The Mayor said "We have a solution and our Council endorses it, the Atlantic Mayors' Congress endorses it, the Big City Mayors' Caucus endorses it and that solution is the partial use of gasoline taxes that you and I pay every time we put gas in our cars."
He said "The infrastructure shortfall in HRM is about $50 million a year. This shortfall on Capital projects creates a tremendous challenge for our talented staff. Through creativity and sheer determination, they keep us going.

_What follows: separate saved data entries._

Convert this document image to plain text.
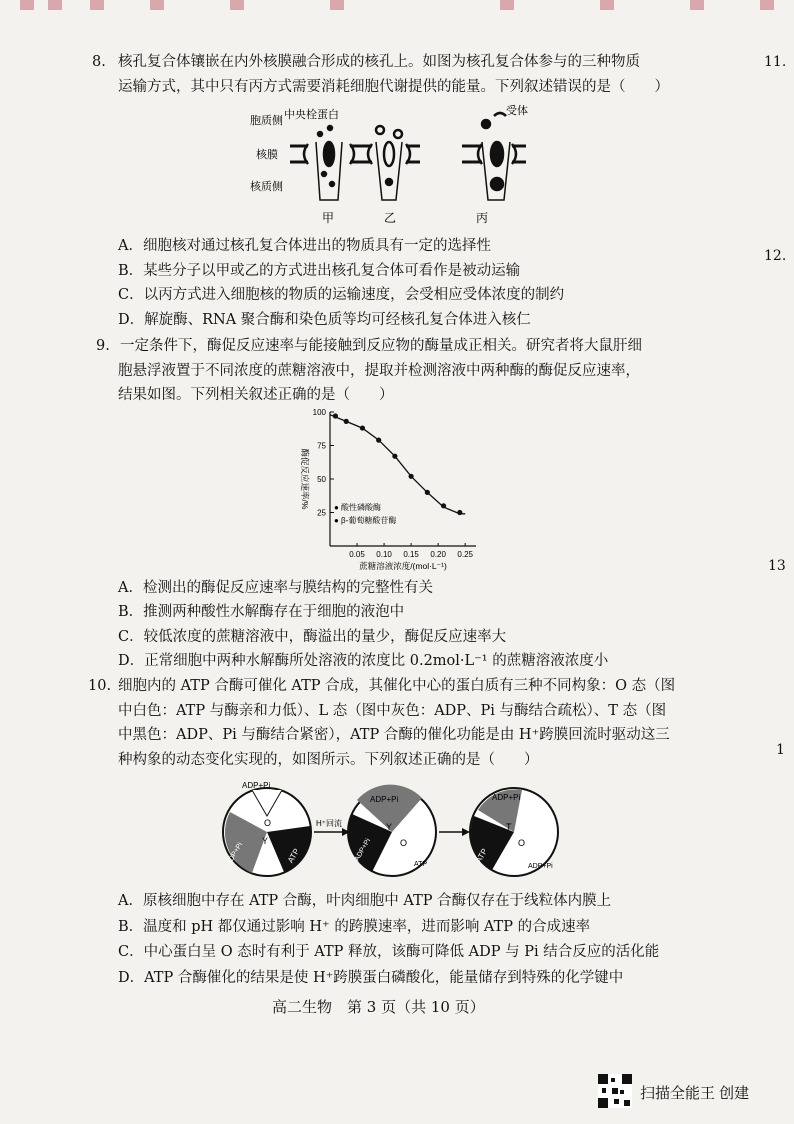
11.
12.
13
1
8. 核孔复合体镶嵌在内外核膜融合形成的核孔上。如图为核孔复合体参与的三种物质
运输方式，其中只有丙方式需要消耗细胞代谢提供的能量。下列叙述错误的是（　　）
胞质侧 中央栓蛋白
核膜
核质侧
受体
甲	乙	丙
A．细胞核对通过核孔复合体进出的物质具有一定的选择性
B．某些分子以甲或乙的方式进出核孔复合体可看作是被动运输
C．以丙方式进入细胞核的物质的运输速度，会受相应受体浓度的制约
D．解旋酶、RNA 聚合酶和染色质等均可经核孔复合体进入核仁
9. 一定条件下，酶促反应速率与能接触到反应物的酶量成正相关。研究者将大鼠肝细
胞悬浮液置于不同浓度的蔗糖溶液中，提取并检测溶液中两种酶的酶促反应速率，
结果如图。下列相关叙述正确的是（　　）
100
75
50
25
0.05 0.10 0.15 0.20 0.25
蔗糖溶液浓度/(mol·L⁻¹)
酶促反应速率/%	● 酸性磷酸酶
● β-葡萄糖酸苷酶
A．检测出的酶促反应速率与膜结构的完整性有关
B．推测两种酸性水解酶存在于细胞的液泡中
C．较低浓度的蔗糖溶液中，酶溢出的量少，酶促反应速率大
D．正常细胞中两种水解酶所处溶液的浓度比 0.2mol·L⁻¹ 的蔗糖溶液浓度小
10. 细胞内的 ATP 合酶可催化 ATP 合成，其催化中心的蛋白质有三种不同构象：O 态（图
中白色：ATP 与酶亲和力低）、L 态（图中灰色：ADP、Pi 与酶结合疏松）、T 态（图
中黑色：ADP、Pi 与酶结合紧密），ATP 合酶的催化功能是由 H⁺跨膜回流时驱动这三
种构象的动态变化实现的，如图所示。下列叙述正确的是（　　）
ADP+Pi
O
Y
ADP+Pi	ATP
H⁺回流
ADP+Pi
Y
O
ADP+Pi
ATP
ADP+Pi
T
O
ATP
ADP+Pi
A．原核细胞中存在 ATP 合酶，叶肉细胞中 ATP 合酶仅存在于线粒体内膜上
B．温度和 pH 都仅通过影响 H⁺ 的跨膜速率，进而影响 ATP 的合成速率
C．中心蛋白呈 O 态时有利于 ATP 释放，该酶可降低 ADP 与 Pi 结合反应的活化能
D．ATP 合酶催化的结果是使 H⁺跨膜蛋白磷酸化，能量储存到特殊的化学键中
高二生物　第 3 页（共 10 页）
扫描全能王 创建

But, we must start closing the gap."
The Mayor said HRM's population is expected to increase by an additional 100,000 people, for a total of 459,000 residents, by the year 2026. As a result, there is a pressing demand for new roads, bikeways, walkways, recreational facilities, water and sewer projects and improved transit services.
Mayor Kelly said the provinces of British Columbia, Alberta and Quebec already give municipalities a portion of their Gasoline Tax revenues. Manitoba Premier Gary Doer indicated last week he will participate in the new program, and Premier Ernie Eves is considering giving a portion of Ontario's Gasoline Tax to their municipalities.
He said that Federal Liberal Party Leadership candidate Paul Martin told municipal leaders at a meeting of the Creative Cities Coalition in Winnipeg last week that if he becomes Prime Minister, he would be willing to work with the Provinces to ensure municipalities receive a portion of the Gasoline Tax.
Mayor Kelly said that more than 80 per cent of Canadians now live in urban areas and see proof everyday of crumbling infrastructure. The Federation of Canadian Municipalities (FCM) estimates the infrastructure deficit-- the gap between what needs to be fixed in municipalities across the country and the money to pay for it-- is $57 billion-and growing by $2 billion annually.
The Gasoline Tax generates about $4.8 billion annually in revenues, but the Federal government puts only about $300 million of that money back into transportation infrastructure across the country.
Mayor Kelly also urged the Chamber and its members to become involved in HRM's Regional Planning process, providing the municipality with input and feedback.
"Our next steps in our Regional Planning process involve communicating and opening a dialogue with the public to draft goals and objectives for the Plan," he said. Main areas of focus will be Economic Opportunities; Efficient Transportation; Settlement (Growth) Patterns; Environmental Protection; a Harbour Plan; and the Capital District.
The Mayor said HRM is in sound shape financially-- its $530 million Operating Budget is balanced; service levels are being maintained or enhanced; and for the first time since amalgamation, HRM's debt is below the $300 million mark.
Mayor Kelly said HRM's single largest environmental challenge-- the Harbour Solutions Project-- will soon be proceeding and HRM will continue to press for additional funding from the federal and Nova Scotia governments.